Selon l’Ademe, la transition pourrait générer jusqu’à 900 000 emplois d’ici 2050. Formation des compétences, sécurisation des chaînes de valeur, massification des investissements dans les filières stratégiques : sans pilotage offensif sur ces enjeux clés, ces projections resteront lettre morte.
Et c’est bien là que le bât blesse. Ce pilotage, pourtant indispensable, se fait toujours attendre. La Programmation pluriannuelle de l’énergie (PPE), censée fixer le cap énergétique du pays, est désespérément en suspens depuis plusieurs mois. Ce flou pèse lourd sur les investisseurs, qui hésitent à s’engager ; sur les filières émergentes, qui peinent à se structurer ; sur la confiance collective, qui s’érode à mesure que l’incertitude s’installe.
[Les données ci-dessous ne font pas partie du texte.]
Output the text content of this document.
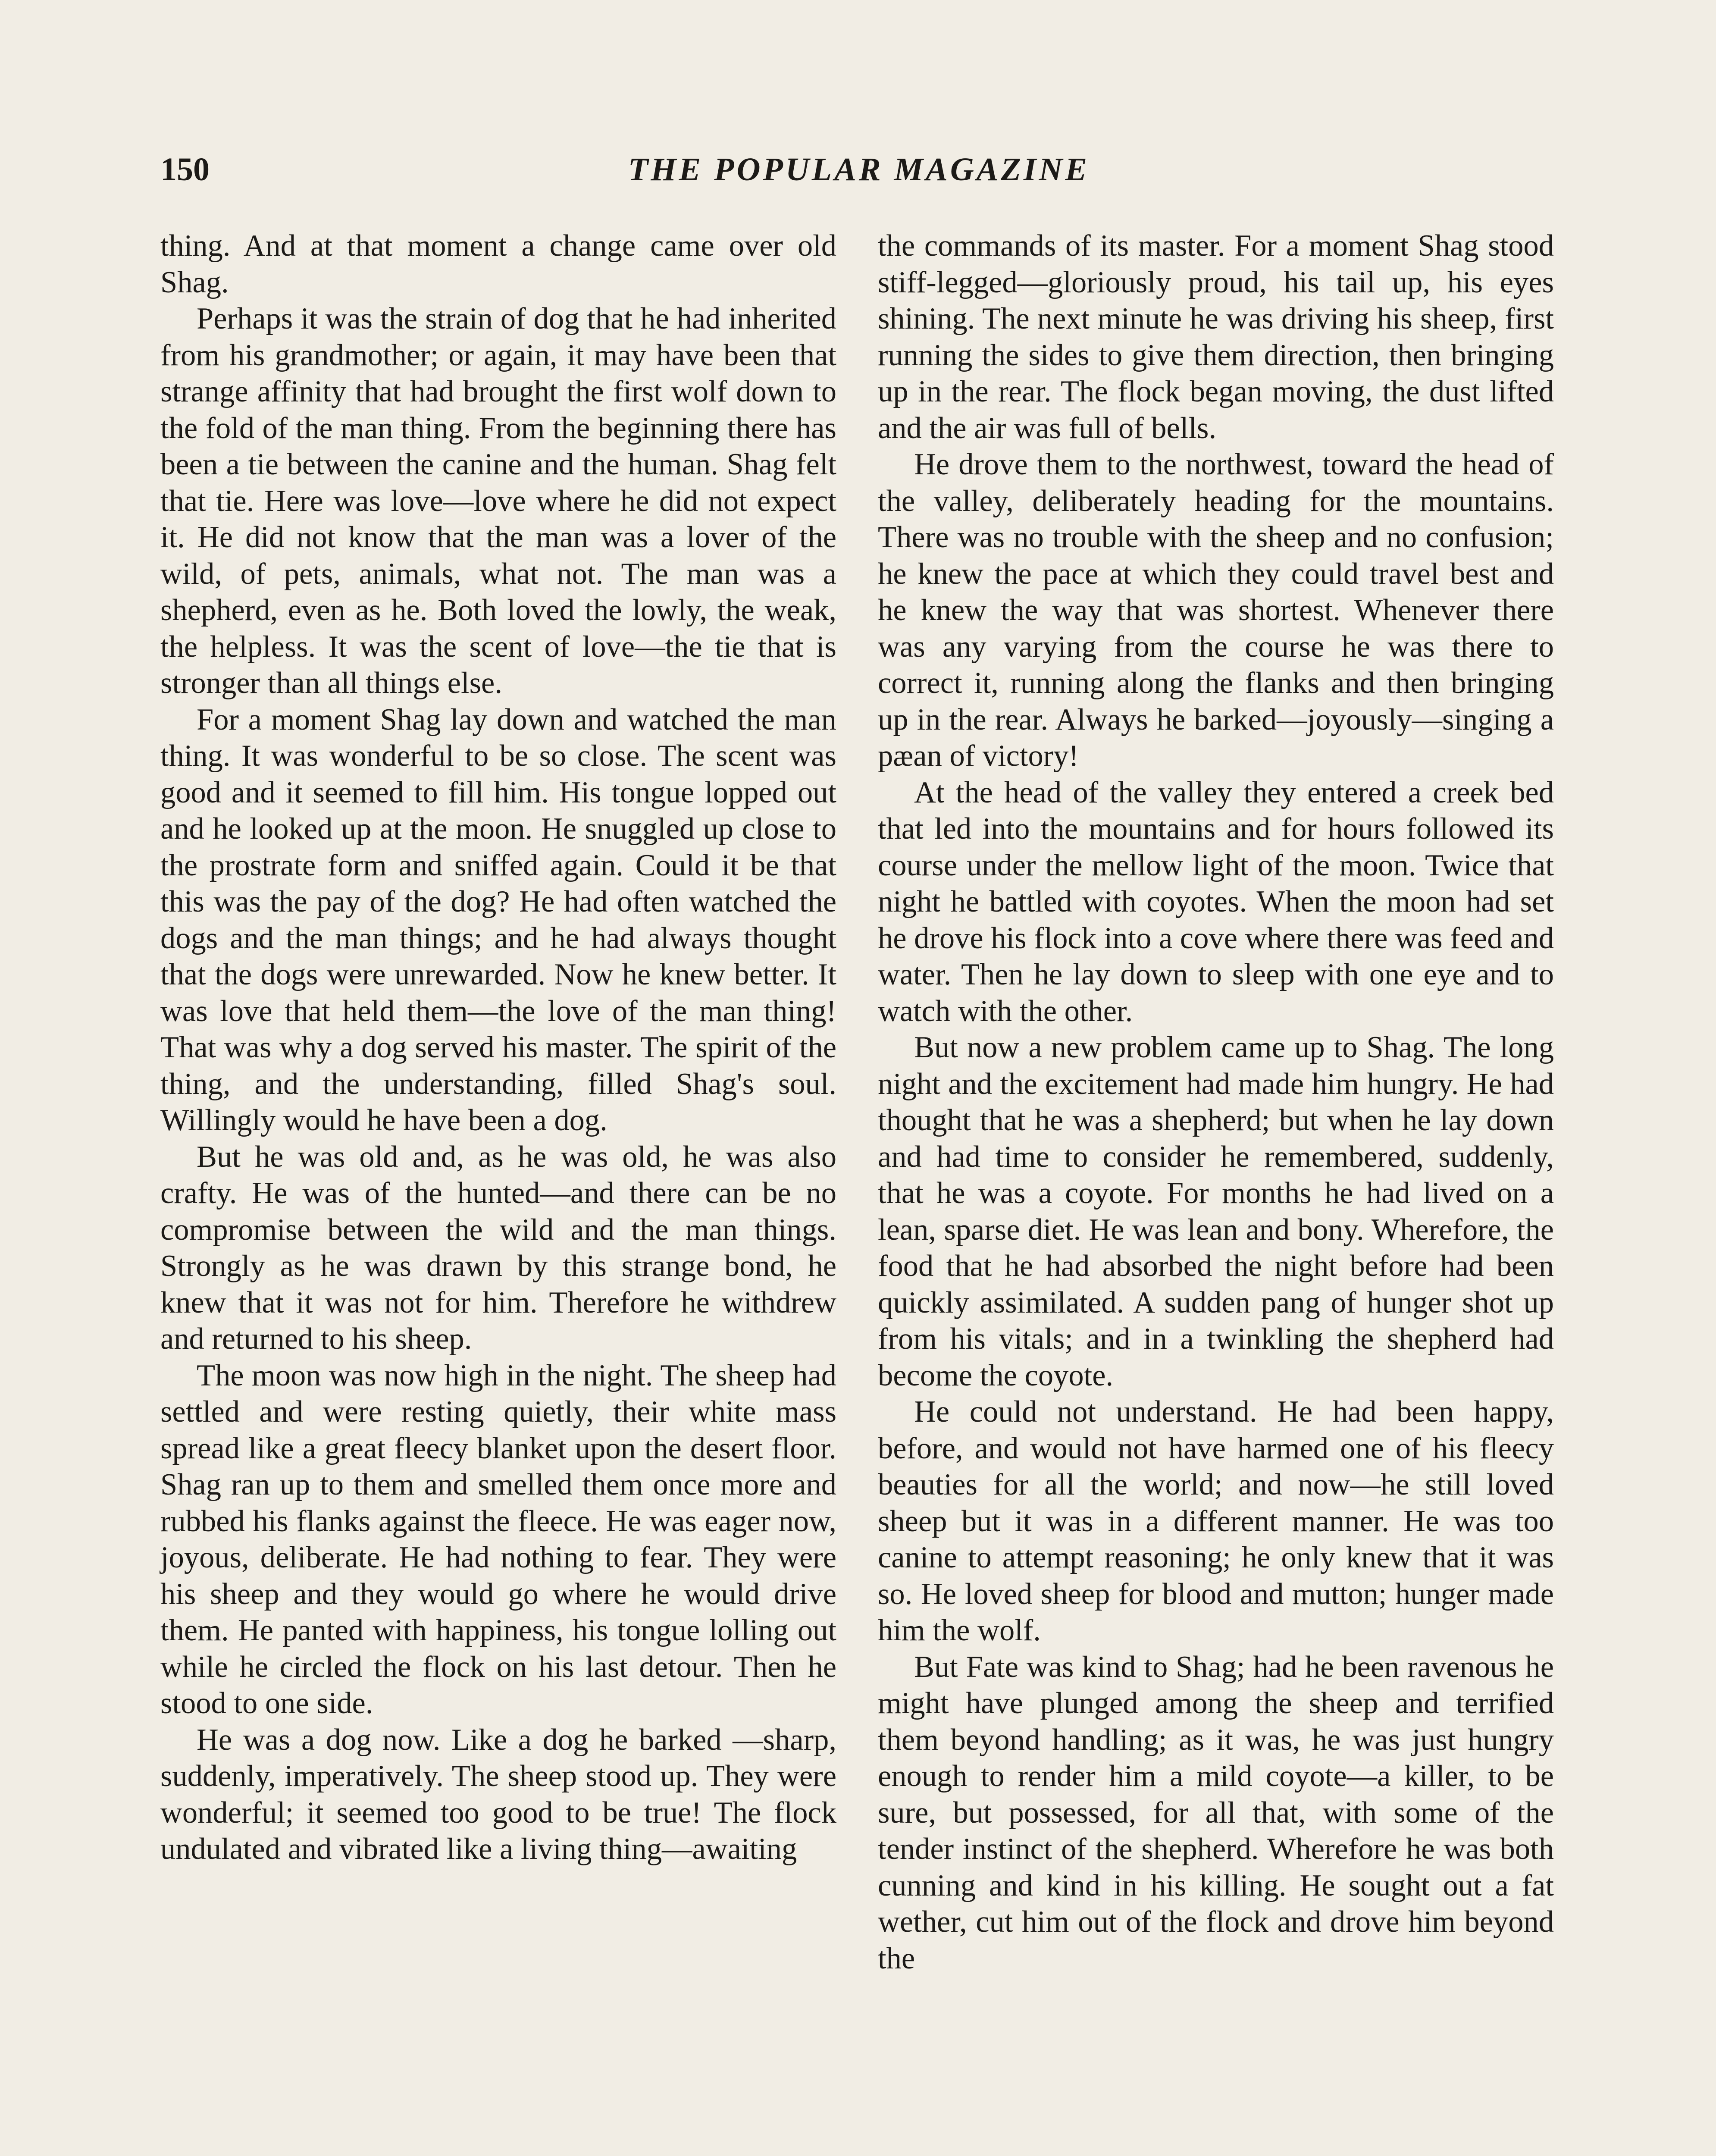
150	THE POPULAR MAGAZINE

thing. And at that moment a change came over old Shag.

Perhaps it was the strain of dog that he had inherited from his grandmother; or again, it may have been that strange affinity that had brought the first wolf down to the fold of the man thing. From the beginning there has been a tie between the canine and the human. Shag felt that tie. Here was love—love where he did not expect it. He did not know that the man was a lover of the wild, of pets, animals, what not. The man was a shepherd, even as he. Both loved the lowly, the weak, the helpless. It was the scent of love—the tie that is stronger than all things else.

For a moment Shag lay down and watched the man thing. It was wonderful to be so close. The scent was good and it seemed to fill him. His tongue lopped out and he looked up at the moon. He snuggled up close to the prostrate form and sniffed again. Could it be that this was the pay of the dog? He had often watched the dogs and the man things; and he had always thought that the dogs were unrewarded. Now he knew better. It was love that held them—the love of the man thing! That was why a dog served his master. The spirit of the thing, and the understanding, filled Shag's soul. Willingly would he have been a dog.

But he was old and, as he was old, he was also crafty. He was of the hunted—and there can be no compromise between the wild and the man things. Strongly as he was drawn by this strange bond, he knew that it was not for him. Therefore he withdrew and returned to his sheep.

The moon was now high in the night. The sheep had settled and were resting quietly, their white mass spread like a great fleecy blanket upon the desert floor. Shag ran up to them and smelled them once more and rubbed his flanks against the fleece. He was eager now, joyous, deliberate. He had nothing to fear. They were his sheep and they would go where he would drive them. He panted with happiness, his tongue lolling out while he circled the flock on his last detour. Then he stood to one side.

He was a dog now. Like a dog he barked —sharp, suddenly, imperatively. The sheep stood up. They were wonderful; it seemed too good to be true! The flock undulated and vibrated like a living thing—awaiting

the commands of its master. For a moment Shag stood stiff-legged—gloriously proud, his tail up, his eyes shining. The next minute he was driving his sheep, first running the sides to give them direction, then bringing up in the rear. The flock began moving, the dust lifted and the air was full of bells.

He drove them to the northwest, toward the head of the valley, deliberately heading for the mountains. There was no trouble with the sheep and no confusion; he knew the pace at which they could travel best and he knew the way that was shortest. Whenever there was any varying from the course he was there to correct it, running along the flanks and then bringing up in the rear. Always he barked—joyously—singing a pæan of victory!

At the head of the valley they entered a creek bed that led into the mountains and for hours followed its course under the mellow light of the moon. Twice that night he battled with coyotes. When the moon had set he drove his flock into a cove where there was feed and water. Then he lay down to sleep with one eye and to watch with the other.

But now a new problem came up to Shag. The long night and the excitement had made him hungry. He had thought that he was a shepherd; but when he lay down and had time to consider he remembered, suddenly, that he was a coyote. For months he had lived on a lean, sparse diet. He was lean and bony. Wherefore, the food that he had absorbed the night before had been quickly assimilated. A sudden pang of hunger shot up from his vitals; and in a twinkling the shepherd had become the coyote.

He could not understand. He had been happy, before, and would not have harmed one of his fleecy beauties for all the world; and now—he still loved sheep but it was in a different manner. He was too canine to attempt reasoning; he only knew that it was so. He loved sheep for blood and mutton; hunger made him the wolf.

But Fate was kind to Shag; had he been ravenous he might have plunged among the sheep and terrified them beyond handling; as it was, he was just hungry enough to render him a mild coyote—a killer, to be sure, but possessed, for all that, with some of the tender instinct of the shepherd. Wherefore he was both cunning and kind in his killing. He sought out a fat wether, cut him out of the flock and drove him beyond the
Pendant ce temps, d’autres signaux d’alerte s’accumulent sur le terrain. À Aix, Jean-Pierre Clamadieu, président d’Engie, dénonçait une Europe engluée dans sa propre complexité réglementaire. Sophie Binet, secrétaire générale de la CGT, pointait l’exemple ArcelorMittal : 800 millions d’euros d’aides publiques, des engagements climatiques revus à la baisse, 600 emplois menacés. Un cas d’école devenu symbole. À quoi bon financer la transition si elle n’est ni conditionnée, ni contrôlée ? Peut-on encore parler de stratégie quand l’État subventionne sans exiger, et investit sans orienter ?
« Ces exemples, parmi d’autres, illustrent une même impasse : celle d’une transition à laquelle tout le monde adhère en principe, mais qui peine à s’ancrer dans une stratégie claire. »
Derrière les discours consensuels, les actes peinent à suivre. Ce décalage, largement ressenti à Aix, résume le paradoxe de l’instant : l’écologie est partout, mais elle reste sans boussole. Ce que la transition appelle, ce n’est pas une accélération aveugle. C’est une méthode. Une gouvernance lisible, un État qui fait des choix, qui fixe des conditions à ses aides, qui simplifie au lieu de complexifier. Bref, un pilotage à la hauteur des ambitions affichées. Sans cela, la transition restera un horizon flou, tiraillé entre promesses économiques et retards politiques. Et la France manquera une occasion rare : celle de lier écologie, industrie et emploi dans un projet commun. Il est temps de passer du discours aux actes.